3. Profile nur vom Admin änderbar - ja das ist gerade in Diskussion die für und wider habe ich ja oben schon gelistet. Ich würde das von der Anzahl der interessenten abhängig machen sobald wir 10 (leg ich jetzt einfach mal so fest)  übersteigen oder wenn's dem Admin zu blöd wird wird da was skript/DB basiertes hinkommen.
4. Bergwerkgebote: Die Startseite entspricht in Keinster Weise dem was ich mir als Startseite vorstelle. Habe dies nur Übergangsweise so "hingeknallt" damit wir hier im Forum wissen warum es geht. Stelle mir hier eher eine hübsche Grafik vor (Eyecatcher damit die Jungs und Mädels nicht gleich zur nächsten Site springen) evtl. mit eingearbeiteten Geboten. Hallo CarloZ any Ideas?
5. Kein Profile von Dir - ja warum denn nit?


----------



## Endurance (23. November 2004)

muzipok schrieb:
			
		

> @carloz
> spricht nix dagegen.
> Nur warum brauchen wir einen JS navigationsbaum??
> JS macht immer Ärger. Verschiedene Browser mit x verschiedenen Versionen und x verschiedenen JS Standards und Implementierungen.
> ...


Hmm war zu langsam. Eine Navihilfe (Baum) habe ich auf meiner Site nur weil ich relativ viele verschieden Themen auf einer Site habe. Dies wird bei der Unions seite sicherlich nicht so extrem sein. 
Rechts nichts. Da stimme ich zu, da dann zuwenig Platz für eigentlichen Inhalt.
Personalisierte Baum: Du schreibst ja schon selbst das dies Deinem Wunsch nach keinem Baum widerspricht


----------



## muzipok (23. November 2004)

@endurance

was brauchst du denn alles für ein Profil von mir? Oder sollte ich vielleicht doch noch mal die ersten Posts in diesem Thread einfach lesen??? 

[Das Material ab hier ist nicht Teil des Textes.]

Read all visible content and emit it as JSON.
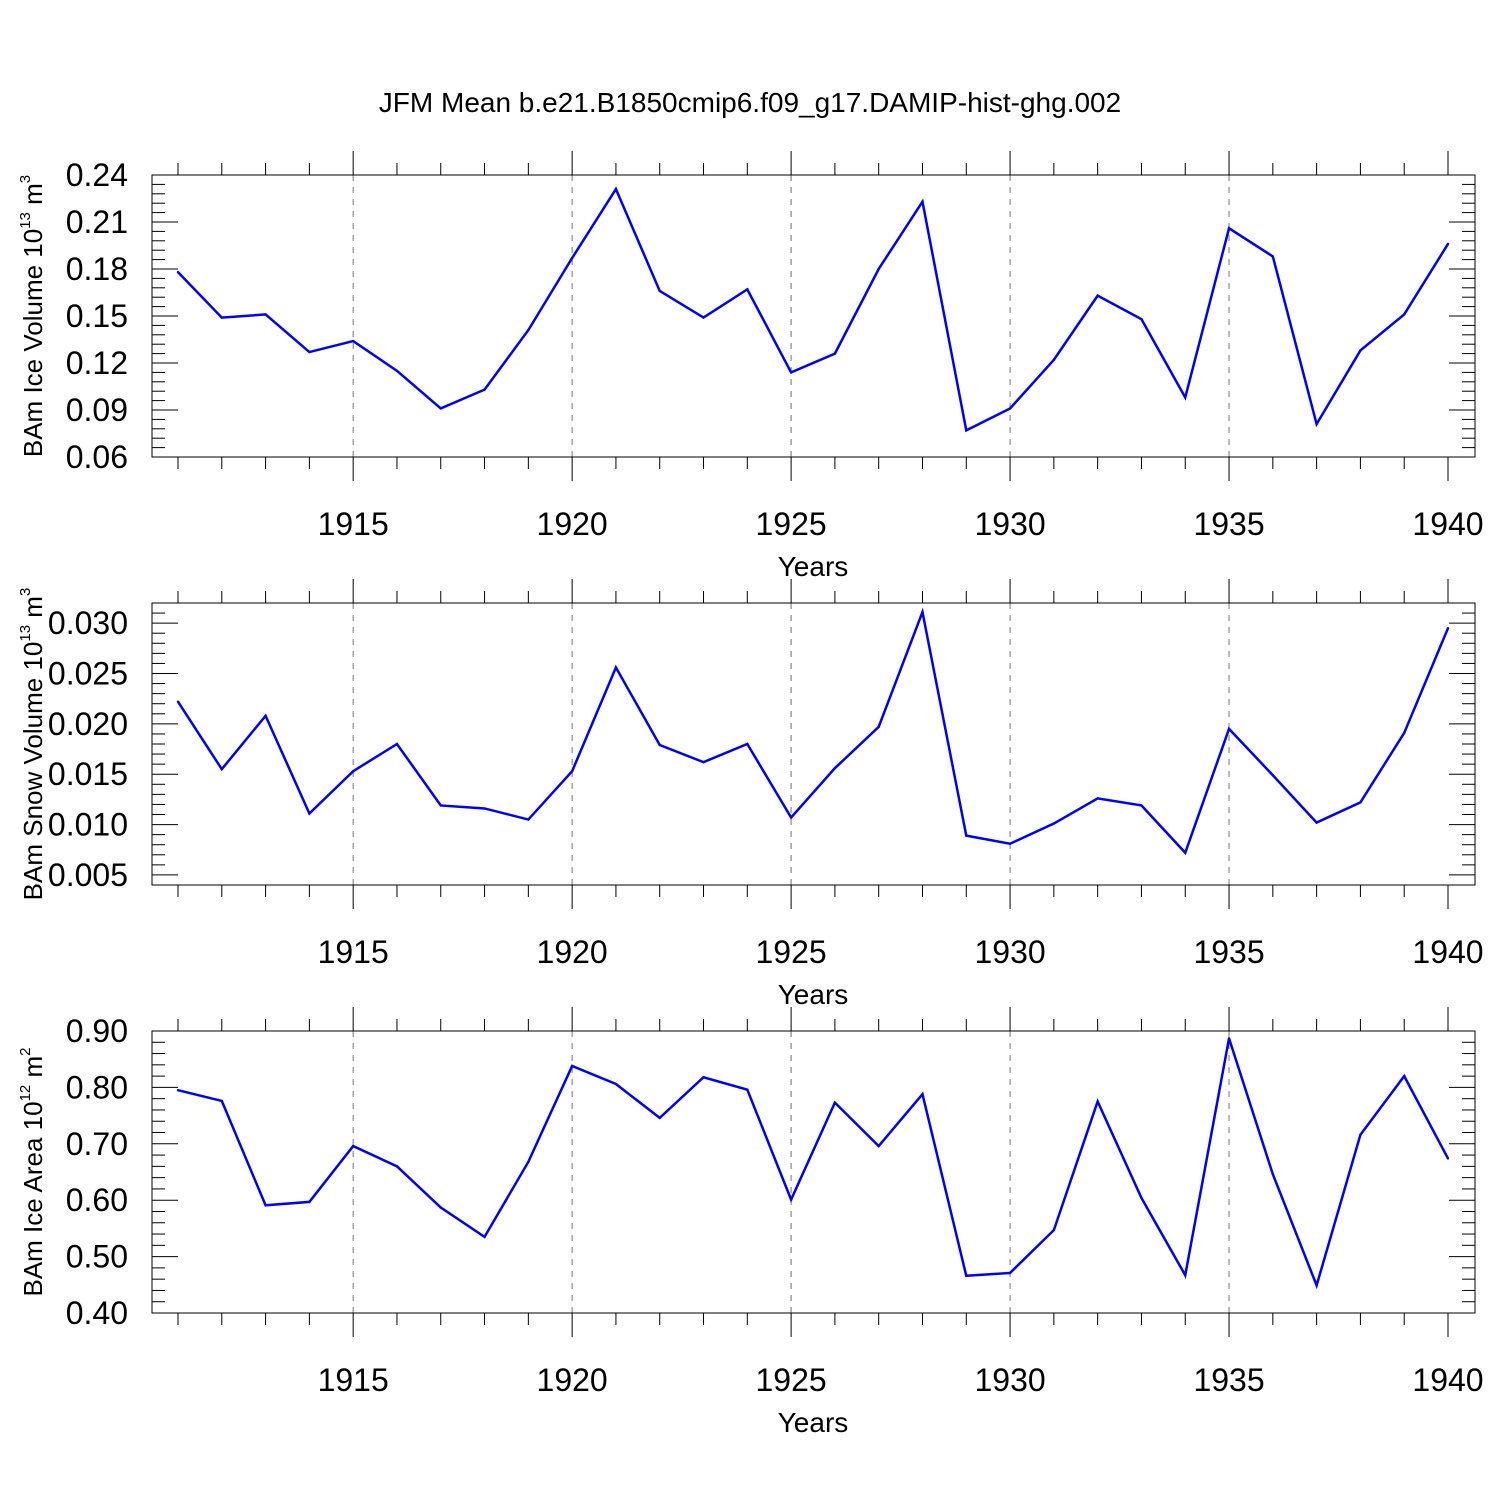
{
  "title": "JFM Mean b.e21.B1850cmip6.f09_g17.DAMIP-hist-ghg.002",
  "line_color": "#0000ff",
  "chart_data": [
    {
      "type": "line",
      "ylabel": "BAm Ice Volume 10",
      "ylabel_exp": "13",
      "ylabel_unit": " m",
      "ylabel_unit_exp": "3",
      "xlabel": "Years",
      "xlim": [
        1911,
        1940
      ],
      "ylim": [
        0.06,
        0.24
      ],
      "yticks": [
        0.06,
        0.09,
        0.12,
        0.15,
        0.18,
        0.21,
        0.24
      ],
      "ytick_labels": [
        "0.06",
        "0.09",
        "0.12",
        "0.15",
        "0.18",
        "0.21",
        "0.24"
      ],
      "xticks": [
        1915,
        1920,
        1925,
        1930,
        1935,
        1940
      ],
      "xtick_labels": [
        "1915",
        "1920",
        "1925",
        "1930",
        "1935",
        "1940"
      ],
      "x": [
        1911,
        1912,
        1913,
        1914,
        1915,
        1916,
        1917,
        1918,
        1919,
        1920,
        1921,
        1922,
        1923,
        1924,
        1925,
        1926,
        1927,
        1928,
        1929,
        1930,
        1931,
        1932,
        1933,
        1934,
        1935,
        1936,
        1937,
        1938,
        1939,
        1940
      ],
      "values": [
        0.178,
        0.149,
        0.151,
        0.127,
        0.134,
        0.115,
        0.091,
        0.103,
        0.141,
        0.187,
        0.231,
        0.166,
        0.149,
        0.167,
        0.114,
        0.126,
        0.18,
        0.223,
        0.077,
        0.091,
        0.122,
        0.163,
        0.148,
        0.098,
        0.206,
        0.188,
        0.081,
        0.128,
        0.151,
        0.196
      ]
    },
    {
      "type": "line",
      "ylabel": "BAm Snow Volume 10",
      "ylabel_exp": "13",
      "ylabel_unit": " m",
      "ylabel_unit_exp": "3",
      "xlabel": "Years",
      "xlim": [
        1911,
        1940
      ],
      "ylim": [
        0.004,
        0.032
      ],
      "yticks": [
        0.005,
        0.01,
        0.015,
        0.02,
        0.025,
        0.03
      ],
      "ytick_labels": [
        "0.005",
        "0.010",
        "0.015",
        "0.020",
        "0.025",
        "0.030"
      ],
      "xticks": [
        1915,
        1920,
        1925,
        1930,
        1935,
        1940
      ],
      "xtick_labels": [
        "1915",
        "1920",
        "1925",
        "1930",
        "1935",
        "1940"
      ],
      "x": [
        1911,
        1912,
        1913,
        1914,
        1915,
        1916,
        1917,
        1918,
        1919,
        1920,
        1921,
        1922,
        1923,
        1924,
        1925,
        1926,
        1927,
        1928,
        1929,
        1930,
        1931,
        1932,
        1933,
        1934,
        1935,
        1936,
        1937,
        1938,
        1939,
        1940
      ],
      "values": [
        0.0222,
        0.0155,
        0.0208,
        0.0111,
        0.0153,
        0.018,
        0.0119,
        0.0116,
        0.0105,
        0.0153,
        0.0256,
        0.0179,
        0.0162,
        0.018,
        0.0107,
        0.0156,
        0.0197,
        0.0311,
        0.0089,
        0.0081,
        0.0101,
        0.0126,
        0.0119,
        0.0072,
        0.0195,
        0.0149,
        0.0102,
        0.0122,
        0.0191,
        0.0295
      ]
    },
    {
      "type": "line",
      "ylabel": "BAm Ice Area 10",
      "ylabel_exp": "12",
      "ylabel_unit": " m",
      "ylabel_unit_exp": "2",
      "xlabel": "Years",
      "xlim": [
        1911,
        1940
      ],
      "ylim": [
        0.4,
        0.9
      ],
      "yticks": [
        0.4,
        0.5,
        0.6,
        0.7,
        0.8,
        0.9
      ],
      "ytick_labels": [
        "0.40",
        "0.50",
        "0.60",
        "0.70",
        "0.80",
        "0.90"
      ],
      "xticks": [
        1915,
        1920,
        1925,
        1930,
        1935,
        1940
      ],
      "xtick_labels": [
        "1915",
        "1920",
        "1925",
        "1930",
        "1935",
        "1940"
      ],
      "x": [
        1911,
        1912,
        1913,
        1914,
        1915,
        1916,
        1917,
        1918,
        1919,
        1920,
        1921,
        1922,
        1923,
        1924,
        1925,
        1926,
        1927,
        1928,
        1929,
        1930,
        1931,
        1932,
        1933,
        1934,
        1935,
        1936,
        1937,
        1938,
        1939,
        1940
      ],
      "values": [
        0.795,
        0.776,
        0.591,
        0.597,
        0.696,
        0.66,
        0.587,
        0.535,
        0.668,
        0.838,
        0.806,
        0.746,
        0.818,
        0.796,
        0.601,
        0.773,
        0.696,
        0.788,
        0.466,
        0.471,
        0.547,
        0.775,
        0.604,
        0.467,
        0.887,
        0.646,
        0.449,
        0.716,
        0.82,
        0.674
      ]
    }
  ]
}
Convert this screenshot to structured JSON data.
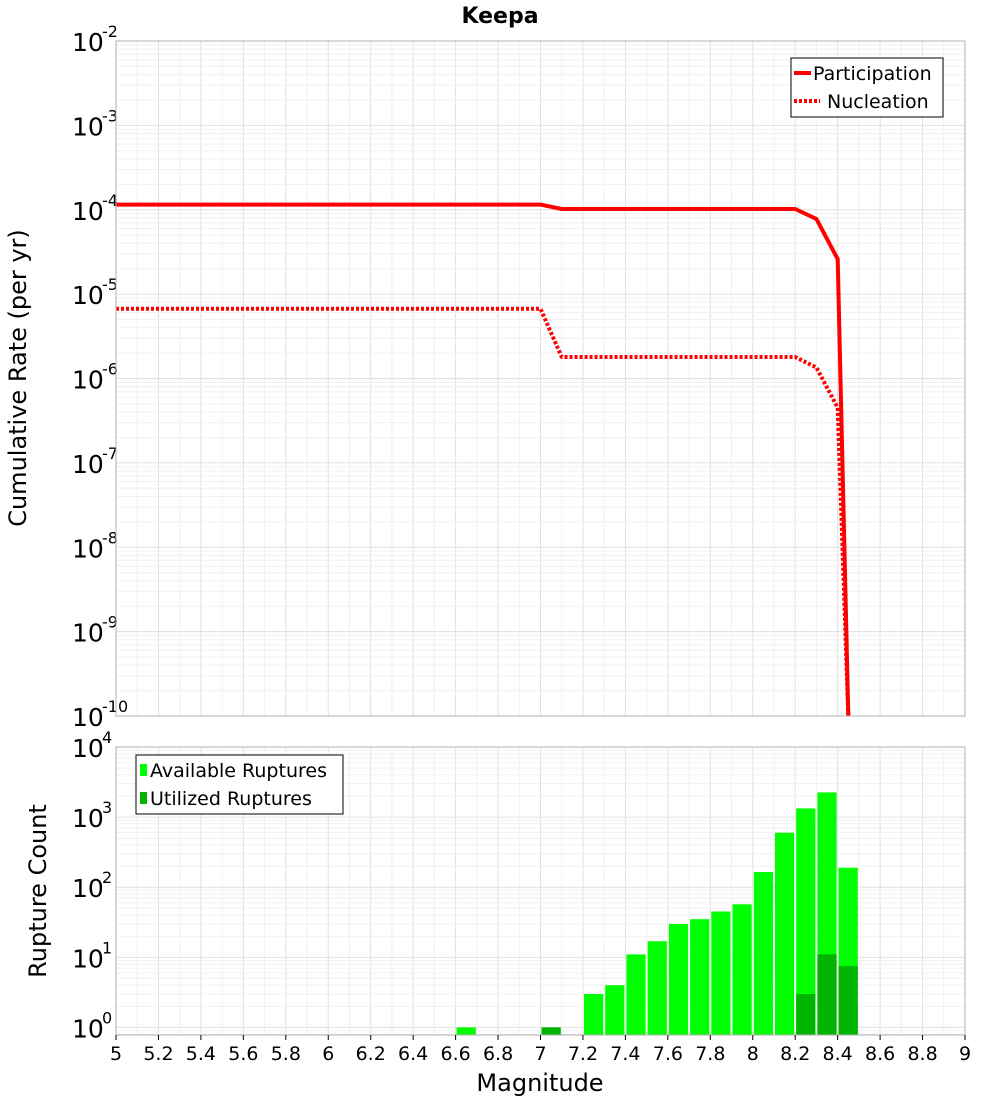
{
  "title": "Keepa",
  "chart_data": [
    {
      "type": "line",
      "name": "cumulative-rate",
      "title": "Keepa",
      "xlabel": "Magnitude",
      "ylabel": "Cumulative Rate (per yr)",
      "xlim": [
        5,
        9
      ],
      "ylim_exponent": [
        -10,
        -2
      ],
      "y_scale": "log",
      "y_tick_exponents": [
        "-10",
        "-9",
        "-8",
        "-7",
        "-6",
        "-5",
        "-4",
        "-3",
        "-2"
      ],
      "grid": true,
      "legend_position": "top-right",
      "series": [
        {
          "name": "Participation",
          "style": "solid",
          "color": "#ff0000",
          "x": [
            5.0,
            7.0,
            7.1,
            8.2,
            8.3,
            8.4,
            8.45
          ],
          "y": [
            0.000115,
            0.000115,
            0.000102,
            0.000102,
            7.8e-05,
            2.6e-05,
            1e-10
          ]
        },
        {
          "name": "Nucleation",
          "style": "dotted",
          "color": "#ff0000",
          "x": [
            5.0,
            7.0,
            7.1,
            8.2,
            8.3,
            8.4,
            8.45
          ],
          "y": [
            6.7e-06,
            6.7e-06,
            1.8e-06,
            1.8e-06,
            1.35e-06,
            4.5e-07,
            1e-10
          ]
        }
      ]
    },
    {
      "type": "bar",
      "name": "rupture-count",
      "xlabel": "Magnitude",
      "ylabel": "Rupture Count",
      "xlim": [
        5,
        9
      ],
      "ylim": [
        0.78,
        10000
      ],
      "y_scale": "log",
      "y_tick_exponents": [
        "0",
        "1",
        "2",
        "3",
        "4"
      ],
      "x_ticks": [
        "5",
        "5.2",
        "5.4",
        "5.6",
        "5.8",
        "6",
        "6.2",
        "6.4",
        "6.6",
        "6.8",
        "7",
        "7.2",
        "7.4",
        "7.6",
        "7.8",
        "8",
        "8.2",
        "8.4",
        "8.6",
        "8.8",
        "9"
      ],
      "bin_width": 0.1,
      "grid": true,
      "legend_position": "top-left",
      "series": [
        {
          "name": "Available Ruptures",
          "color": "#00ff00",
          "x": [
            6.65,
            7.05,
            7.25,
            7.35,
            7.45,
            7.55,
            7.65,
            7.75,
            7.85,
            7.95,
            8.05,
            8.15,
            8.25,
            8.35,
            8.45
          ],
          "values": [
            1,
            1,
            3,
            4,
            11,
            17,
            30,
            35,
            45,
            57,
            165,
            600,
            1330,
            2250,
            190
          ]
        },
        {
          "name": "Utilized Ruptures",
          "color": "#00b400",
          "x": [
            7.05,
            8.25,
            8.35,
            8.45
          ],
          "values": [
            1,
            3,
            11,
            7.5
          ]
        }
      ]
    }
  ]
}
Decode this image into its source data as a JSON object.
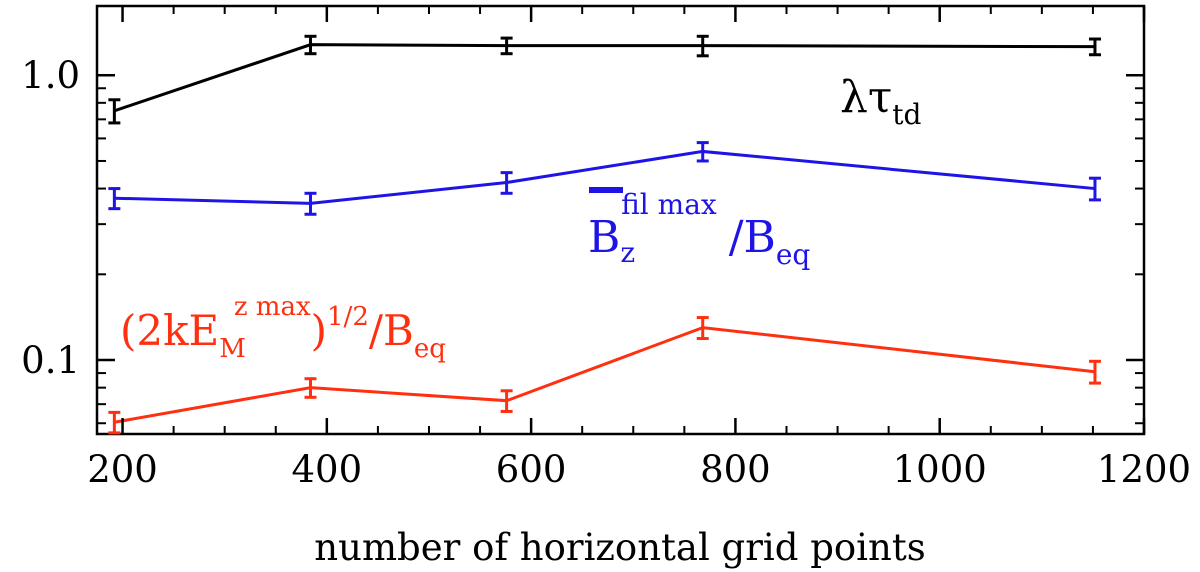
{
  "chart_data": {
    "type": "line",
    "title": "",
    "xlabel": "number of horizontal grid points",
    "ylabel": "",
    "xlim": [
      175,
      1200
    ],
    "ylim": [
      0.055,
      1.75
    ],
    "yscale": "log",
    "grid": false,
    "x_ticks": [
      200,
      400,
      600,
      800,
      1000,
      1200
    ],
    "x_tick_labels": [
      "200",
      "400",
      "600",
      "800",
      "1000",
      "1200"
    ],
    "y_ticks": [
      0.1,
      1.0
    ],
    "y_tick_labels": [
      "0.1",
      "1.0"
    ],
    "x": [
      192,
      384,
      576,
      768,
      1152
    ],
    "series": [
      {
        "name": "lambda_tau_td",
        "color": "#000000",
        "values": [
          0.75,
          1.28,
          1.27,
          1.27,
          1.26
        ],
        "err": [
          0.07,
          0.09,
          0.08,
          0.1,
          0.08
        ],
        "label": {
          "main": "λτ",
          "sub": "td"
        }
      },
      {
        "name": "Bz_fil_max_over_Beq",
        "color": "#1f14e6",
        "values": [
          0.37,
          0.355,
          0.42,
          0.54,
          0.4
        ],
        "err": [
          0.03,
          0.03,
          0.035,
          0.04,
          0.035
        ],
        "label": {
          "main": "B",
          "sub": "z",
          "sup": "fil max",
          "tail": "/B",
          "tail_sub": "eq"
        }
      },
      {
        "name": "sqrt_2kEM_over_Beq",
        "color": "#ff3010",
        "values": [
          0.0605,
          0.08,
          0.072,
          0.13,
          0.091
        ],
        "err": [
          0.005,
          0.006,
          0.006,
          0.011,
          0.008
        ],
        "label": {
          "open": "(2kE",
          "sub": "M",
          "sup": "z max",
          "close": ")",
          "power": "1/2",
          "tail": "/B",
          "tail_sub": "eq"
        }
      }
    ]
  }
}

Sag ja, das mit dem personalisiertem Baum ist eher so ein Hirngespinst von mir gewesen. Soviele Ebenen kriegen wir glaube ich nicht in der Bergwerk Union hin, das wir einen Baum bräuchten, noch dazu einen der konfigurierbar ist


----------



## Endurance (23. November 2004)

OK für alle die ein Profil von sich angelegt haben wollen brauche ich:

Richtigen Namen
E-Mail
Homepage(s)
Interessen 
Berufssparte
Wohnort
Bike (mit Anbauteilen)
Mindestens ein Bild von sich samt Bike

obiges Infos müssen nicht komplett geliefert werden. Wer aus DS-Gründen seinen Namen, E-Mail oder sonstiges nicht veröffentlicht haben möchte schreibt das einfach dazu...


----------



## Endurance (23. November 2004)

> Ausserdem hat der Baum auf der Testseite den Bug, das ich wirklich um an eine vorhergehende Seite zu gelangen, zweimal Back brauche. Sowas find ich sehr störend.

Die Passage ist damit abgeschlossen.